雅楽は手が空くたびに、何かしましょうか、何かないですか、とばかり口にする。
「あらへんよ。買い物も行ってもらって、布団も干してもろうた。庭だって綺麗なもんや」
「む……」
雅楽いわく、まだ恩を返していないということだ。

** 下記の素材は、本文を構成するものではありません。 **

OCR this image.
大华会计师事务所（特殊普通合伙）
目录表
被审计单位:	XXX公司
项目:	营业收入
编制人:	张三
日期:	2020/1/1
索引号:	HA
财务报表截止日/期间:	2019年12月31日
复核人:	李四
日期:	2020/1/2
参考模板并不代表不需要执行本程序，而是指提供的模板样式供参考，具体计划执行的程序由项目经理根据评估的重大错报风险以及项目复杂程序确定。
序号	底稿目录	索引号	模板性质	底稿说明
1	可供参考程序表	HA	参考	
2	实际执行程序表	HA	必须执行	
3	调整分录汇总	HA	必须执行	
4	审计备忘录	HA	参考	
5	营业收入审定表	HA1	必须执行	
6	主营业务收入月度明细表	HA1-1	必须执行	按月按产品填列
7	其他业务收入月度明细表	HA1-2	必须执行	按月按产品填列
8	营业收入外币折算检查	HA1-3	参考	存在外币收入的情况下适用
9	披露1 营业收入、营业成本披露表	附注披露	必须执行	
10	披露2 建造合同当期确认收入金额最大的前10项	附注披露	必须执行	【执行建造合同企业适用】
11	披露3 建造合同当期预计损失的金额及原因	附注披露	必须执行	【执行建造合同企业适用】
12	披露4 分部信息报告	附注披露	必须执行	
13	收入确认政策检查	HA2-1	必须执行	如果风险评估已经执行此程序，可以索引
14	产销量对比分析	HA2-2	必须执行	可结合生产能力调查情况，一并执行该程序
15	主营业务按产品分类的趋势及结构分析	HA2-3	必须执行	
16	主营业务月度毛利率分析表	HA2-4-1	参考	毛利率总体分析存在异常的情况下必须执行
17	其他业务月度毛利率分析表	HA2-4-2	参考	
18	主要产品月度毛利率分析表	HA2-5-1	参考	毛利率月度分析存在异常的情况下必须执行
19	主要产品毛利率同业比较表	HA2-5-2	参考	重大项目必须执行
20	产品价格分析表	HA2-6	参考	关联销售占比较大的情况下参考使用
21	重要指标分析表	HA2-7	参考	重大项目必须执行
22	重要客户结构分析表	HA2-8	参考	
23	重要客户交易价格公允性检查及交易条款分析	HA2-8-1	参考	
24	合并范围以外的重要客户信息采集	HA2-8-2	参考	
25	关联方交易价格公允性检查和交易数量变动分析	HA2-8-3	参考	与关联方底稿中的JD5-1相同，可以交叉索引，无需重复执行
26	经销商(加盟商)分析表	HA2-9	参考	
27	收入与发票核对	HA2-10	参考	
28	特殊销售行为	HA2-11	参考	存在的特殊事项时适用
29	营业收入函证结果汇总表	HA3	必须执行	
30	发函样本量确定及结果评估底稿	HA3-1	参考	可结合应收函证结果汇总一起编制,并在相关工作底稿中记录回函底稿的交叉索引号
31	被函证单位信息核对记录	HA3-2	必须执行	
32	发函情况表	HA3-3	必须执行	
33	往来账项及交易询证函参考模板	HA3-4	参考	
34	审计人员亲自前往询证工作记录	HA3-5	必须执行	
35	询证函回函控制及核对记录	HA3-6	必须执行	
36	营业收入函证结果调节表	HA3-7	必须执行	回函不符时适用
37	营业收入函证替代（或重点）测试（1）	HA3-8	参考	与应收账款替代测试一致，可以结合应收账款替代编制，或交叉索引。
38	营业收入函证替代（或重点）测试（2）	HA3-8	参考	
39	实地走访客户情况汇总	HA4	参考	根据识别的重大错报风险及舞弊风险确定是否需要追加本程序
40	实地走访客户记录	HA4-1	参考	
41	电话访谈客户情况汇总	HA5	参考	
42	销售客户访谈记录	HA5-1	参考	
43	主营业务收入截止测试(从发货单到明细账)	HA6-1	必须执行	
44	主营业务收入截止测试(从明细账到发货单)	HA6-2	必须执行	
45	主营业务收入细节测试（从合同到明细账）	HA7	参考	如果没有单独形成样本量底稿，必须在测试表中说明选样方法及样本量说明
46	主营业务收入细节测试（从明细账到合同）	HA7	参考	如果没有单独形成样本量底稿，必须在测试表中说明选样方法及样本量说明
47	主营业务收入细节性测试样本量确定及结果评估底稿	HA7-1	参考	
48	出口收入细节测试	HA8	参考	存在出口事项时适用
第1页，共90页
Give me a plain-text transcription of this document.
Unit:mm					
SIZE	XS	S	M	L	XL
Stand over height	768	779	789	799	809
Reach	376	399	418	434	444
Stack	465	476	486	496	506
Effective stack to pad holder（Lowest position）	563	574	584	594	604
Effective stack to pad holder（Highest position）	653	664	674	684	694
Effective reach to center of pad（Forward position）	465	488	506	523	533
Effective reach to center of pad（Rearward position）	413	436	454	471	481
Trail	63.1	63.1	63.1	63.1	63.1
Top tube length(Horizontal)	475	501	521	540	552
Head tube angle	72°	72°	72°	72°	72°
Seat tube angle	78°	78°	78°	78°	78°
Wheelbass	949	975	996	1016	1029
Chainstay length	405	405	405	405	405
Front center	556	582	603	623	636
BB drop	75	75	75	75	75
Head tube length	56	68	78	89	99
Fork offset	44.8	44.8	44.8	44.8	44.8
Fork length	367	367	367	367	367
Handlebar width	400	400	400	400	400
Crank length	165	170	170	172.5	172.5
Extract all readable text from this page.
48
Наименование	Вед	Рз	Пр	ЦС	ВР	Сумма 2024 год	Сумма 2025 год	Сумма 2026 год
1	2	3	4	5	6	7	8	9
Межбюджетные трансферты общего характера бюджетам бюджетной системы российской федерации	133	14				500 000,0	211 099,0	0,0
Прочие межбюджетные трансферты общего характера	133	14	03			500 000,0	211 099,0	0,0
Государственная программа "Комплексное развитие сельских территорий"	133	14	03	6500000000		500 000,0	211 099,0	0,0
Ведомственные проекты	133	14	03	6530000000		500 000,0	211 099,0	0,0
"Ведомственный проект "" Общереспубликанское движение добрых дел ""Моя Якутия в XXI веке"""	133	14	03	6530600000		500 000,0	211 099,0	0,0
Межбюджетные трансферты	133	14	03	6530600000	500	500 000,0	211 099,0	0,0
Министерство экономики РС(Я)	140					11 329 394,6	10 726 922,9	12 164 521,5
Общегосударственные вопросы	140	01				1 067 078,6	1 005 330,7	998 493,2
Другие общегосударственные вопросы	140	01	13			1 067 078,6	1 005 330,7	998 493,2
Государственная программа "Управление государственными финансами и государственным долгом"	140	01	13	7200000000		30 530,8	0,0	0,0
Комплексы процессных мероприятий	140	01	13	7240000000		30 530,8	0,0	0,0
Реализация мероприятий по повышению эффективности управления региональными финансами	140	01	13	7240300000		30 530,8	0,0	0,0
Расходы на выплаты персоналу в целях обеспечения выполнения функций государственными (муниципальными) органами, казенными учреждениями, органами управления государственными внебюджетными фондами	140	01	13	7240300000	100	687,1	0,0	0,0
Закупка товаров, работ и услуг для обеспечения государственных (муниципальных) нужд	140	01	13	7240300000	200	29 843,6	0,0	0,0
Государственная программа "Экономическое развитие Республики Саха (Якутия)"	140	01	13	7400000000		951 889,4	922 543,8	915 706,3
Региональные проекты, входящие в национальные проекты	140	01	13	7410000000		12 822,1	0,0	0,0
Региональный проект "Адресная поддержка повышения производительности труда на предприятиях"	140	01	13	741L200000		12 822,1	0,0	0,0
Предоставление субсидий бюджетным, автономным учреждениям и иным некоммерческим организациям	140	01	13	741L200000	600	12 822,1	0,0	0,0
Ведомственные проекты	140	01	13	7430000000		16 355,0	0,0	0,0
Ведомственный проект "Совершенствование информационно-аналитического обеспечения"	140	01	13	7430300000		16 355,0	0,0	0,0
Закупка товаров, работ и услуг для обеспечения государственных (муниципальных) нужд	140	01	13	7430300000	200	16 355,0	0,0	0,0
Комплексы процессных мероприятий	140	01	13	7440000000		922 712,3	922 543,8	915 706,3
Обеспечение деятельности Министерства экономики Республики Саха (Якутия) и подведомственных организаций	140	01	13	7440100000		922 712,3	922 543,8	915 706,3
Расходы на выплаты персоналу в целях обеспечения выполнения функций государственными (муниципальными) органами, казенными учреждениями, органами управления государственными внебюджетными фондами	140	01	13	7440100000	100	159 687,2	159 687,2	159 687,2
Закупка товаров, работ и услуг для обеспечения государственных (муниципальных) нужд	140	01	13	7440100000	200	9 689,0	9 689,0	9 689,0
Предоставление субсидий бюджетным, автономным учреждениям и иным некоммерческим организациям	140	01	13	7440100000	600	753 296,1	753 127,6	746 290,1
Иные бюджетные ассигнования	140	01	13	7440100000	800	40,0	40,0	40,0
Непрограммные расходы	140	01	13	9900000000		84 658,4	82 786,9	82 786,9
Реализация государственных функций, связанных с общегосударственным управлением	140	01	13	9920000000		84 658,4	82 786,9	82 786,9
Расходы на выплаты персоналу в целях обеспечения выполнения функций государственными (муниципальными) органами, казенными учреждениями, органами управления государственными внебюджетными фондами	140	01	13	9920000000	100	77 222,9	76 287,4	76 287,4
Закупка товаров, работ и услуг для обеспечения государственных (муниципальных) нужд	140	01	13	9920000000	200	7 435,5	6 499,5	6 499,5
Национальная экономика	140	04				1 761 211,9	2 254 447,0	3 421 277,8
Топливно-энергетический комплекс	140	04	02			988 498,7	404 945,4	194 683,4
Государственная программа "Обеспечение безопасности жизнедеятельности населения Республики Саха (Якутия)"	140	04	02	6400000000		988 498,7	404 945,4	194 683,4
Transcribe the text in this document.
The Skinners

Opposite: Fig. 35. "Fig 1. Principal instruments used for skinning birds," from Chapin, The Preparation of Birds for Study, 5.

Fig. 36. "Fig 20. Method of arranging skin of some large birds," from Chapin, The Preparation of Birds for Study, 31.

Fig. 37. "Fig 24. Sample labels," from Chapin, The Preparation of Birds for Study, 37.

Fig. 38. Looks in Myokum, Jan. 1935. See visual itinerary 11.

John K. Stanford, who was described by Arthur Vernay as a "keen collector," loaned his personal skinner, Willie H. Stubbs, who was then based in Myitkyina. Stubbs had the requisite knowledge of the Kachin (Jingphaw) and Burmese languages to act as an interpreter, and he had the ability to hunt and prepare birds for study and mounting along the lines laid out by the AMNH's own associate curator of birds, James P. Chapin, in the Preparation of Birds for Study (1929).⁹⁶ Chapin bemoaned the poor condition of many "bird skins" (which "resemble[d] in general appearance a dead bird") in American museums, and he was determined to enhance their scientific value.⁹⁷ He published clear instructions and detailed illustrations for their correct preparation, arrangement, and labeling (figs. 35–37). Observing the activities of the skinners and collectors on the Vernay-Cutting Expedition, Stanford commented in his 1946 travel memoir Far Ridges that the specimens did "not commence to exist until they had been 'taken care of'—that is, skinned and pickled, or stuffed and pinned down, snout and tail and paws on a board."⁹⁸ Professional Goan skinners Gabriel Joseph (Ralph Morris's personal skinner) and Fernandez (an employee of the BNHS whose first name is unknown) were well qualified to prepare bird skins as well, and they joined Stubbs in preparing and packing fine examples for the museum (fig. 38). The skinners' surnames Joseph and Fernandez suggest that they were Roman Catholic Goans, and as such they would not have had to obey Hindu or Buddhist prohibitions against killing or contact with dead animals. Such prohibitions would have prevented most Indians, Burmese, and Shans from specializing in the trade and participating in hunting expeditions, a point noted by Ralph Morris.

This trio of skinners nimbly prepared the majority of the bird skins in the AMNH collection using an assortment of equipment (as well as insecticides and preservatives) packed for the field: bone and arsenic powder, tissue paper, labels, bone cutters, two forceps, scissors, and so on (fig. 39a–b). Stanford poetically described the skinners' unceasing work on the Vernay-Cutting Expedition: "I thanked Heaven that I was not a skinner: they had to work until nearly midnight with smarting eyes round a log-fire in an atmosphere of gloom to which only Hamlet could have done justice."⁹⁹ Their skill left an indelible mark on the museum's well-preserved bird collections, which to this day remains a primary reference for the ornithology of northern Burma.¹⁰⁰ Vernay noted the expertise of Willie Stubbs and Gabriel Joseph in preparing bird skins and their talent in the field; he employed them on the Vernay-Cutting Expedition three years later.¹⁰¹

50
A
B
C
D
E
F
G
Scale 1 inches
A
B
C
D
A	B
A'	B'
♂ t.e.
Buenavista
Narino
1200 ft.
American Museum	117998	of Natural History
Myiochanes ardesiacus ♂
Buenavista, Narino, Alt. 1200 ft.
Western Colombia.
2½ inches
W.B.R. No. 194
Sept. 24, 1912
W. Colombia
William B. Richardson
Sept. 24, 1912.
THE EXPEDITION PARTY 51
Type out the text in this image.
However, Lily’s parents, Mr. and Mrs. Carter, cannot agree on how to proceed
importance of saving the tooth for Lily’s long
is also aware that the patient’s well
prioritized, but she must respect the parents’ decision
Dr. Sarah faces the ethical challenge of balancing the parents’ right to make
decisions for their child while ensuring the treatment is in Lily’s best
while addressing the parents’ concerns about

だから中々引いてくれない。
「じゃあ、料理を教えてください」
ちょっと方向性を変えてきた。
「なんや、今度は料理作ってくれるん?」
「そのつもりですよ」
今の様子では、恩を返したからといって、出ていくかは怪しいものだった。
それからまた数日が経って、雨が降った。
2人でお昼ご飯を食べた。習い始めて少しは様になってきた雅楽が作ったのだ。
「片付けるからゆっくりしててください」
「ほな、お言葉に甘えて」
片付けが終わって、蜻蛉はどこに行ったのかと探してみるが、姿がどこにも見当たらない。
首を傾げながら家中を歩き、ふと玄関の戸を開ければ、赤い和傘を差して佇んでいる蜻蛉の後ろ姿。
「何をしてるんですか。風邪を引きますよ」
「雅楽と会うた時も、こんな雨だったなあ思って」
出会いが。結ばれた縁が。心底嬉しいと言うかのように、その場でくるっと回ってみせる。
自分との繋がりがそんなに嬉しいのか、と。蜻蛉の様子を見て恥ずかしくなった。
「早く戻ってこないと締め出しますよ」
素直なんだか、そうでもないんだか、よくわからない雅楽。
その雅楽と会ってから笑う事が増えた。弟が出来たみたいで嬉しかったのだ。
「ふふ、堪忍え?」
絆とまでは言えない、小さな縁。
いつまでここに居てくれるのかと、ずっと居てくれればいいのにと考えながら、そっと踵を返した。